Despite near 90-degree heat, about 50 members of the Cape Girardeau Chamber of Commerce, most of them business men who spend much of their ordinary working day inside, lugged themselves on foot over hundreds of acres of farmland yesterday afternoon during a tour sponsored by the agriculture committee; four farms are visited during the day: Schonhoff Dairy on Gordonville Road and the A.H. Kieninger farm, the Henry Lichtenegger farm and the M.C. Kieninger farm, all near Pocahontas.
Upstream floodwaters, racing toward Cape Girardeau in full force, will reach here Monday with a crest of 38 1/2 feet, only 2 1/2 inches below the April 30 crest; such a flow of water will place the river in practically the same places it reached during the April flood, which closed stores on lower Main Street and backed up to the Independence-Spanish street intersection.

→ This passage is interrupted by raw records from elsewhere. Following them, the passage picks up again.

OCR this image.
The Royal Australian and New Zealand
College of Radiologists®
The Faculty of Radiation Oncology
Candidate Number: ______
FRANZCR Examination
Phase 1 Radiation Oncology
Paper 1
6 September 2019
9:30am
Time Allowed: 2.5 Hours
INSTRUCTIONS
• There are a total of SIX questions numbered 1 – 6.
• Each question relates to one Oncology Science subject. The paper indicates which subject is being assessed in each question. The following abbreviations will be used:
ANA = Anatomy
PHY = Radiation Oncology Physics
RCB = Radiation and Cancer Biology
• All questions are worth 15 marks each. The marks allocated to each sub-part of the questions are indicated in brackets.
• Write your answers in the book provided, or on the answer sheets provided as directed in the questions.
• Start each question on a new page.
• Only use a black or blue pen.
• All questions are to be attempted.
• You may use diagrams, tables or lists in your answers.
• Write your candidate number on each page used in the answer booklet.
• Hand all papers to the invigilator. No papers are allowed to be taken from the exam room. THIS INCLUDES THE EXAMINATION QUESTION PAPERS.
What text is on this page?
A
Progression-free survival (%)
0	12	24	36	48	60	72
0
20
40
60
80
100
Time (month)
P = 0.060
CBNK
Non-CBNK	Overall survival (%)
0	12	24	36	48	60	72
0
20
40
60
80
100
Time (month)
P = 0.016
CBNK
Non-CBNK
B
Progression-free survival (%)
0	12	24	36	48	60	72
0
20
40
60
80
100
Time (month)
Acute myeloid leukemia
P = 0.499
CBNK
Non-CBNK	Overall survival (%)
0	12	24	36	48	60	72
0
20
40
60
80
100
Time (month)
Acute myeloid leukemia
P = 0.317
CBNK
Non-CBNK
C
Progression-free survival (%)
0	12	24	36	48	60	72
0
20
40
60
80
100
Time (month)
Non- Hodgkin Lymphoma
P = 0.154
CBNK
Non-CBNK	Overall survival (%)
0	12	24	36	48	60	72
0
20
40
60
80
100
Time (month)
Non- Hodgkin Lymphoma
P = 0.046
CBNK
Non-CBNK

The Rev. M.J. LeSage, pastor of St. Vincent's Catholic Church, delivers the commencement address at St. Vincent's Young Ladies Academy in the evening, praising the teachers and students for the work they accomplished this term; literary honors and diplomas are conferred upon Elizabeth Wickham, Elode Medley and Mildred O'Brien for having completed their high school work.
Bohumir Kryl and his band entertain a large audience at the Chautauqua in the evening; with the possible exception of William Jennings Bryan, the band is the big drawing card of the course; Kryl's band is a national institution, being known principally in state fair circles; for several years it has been the leading attraction at the Missouri State Fair.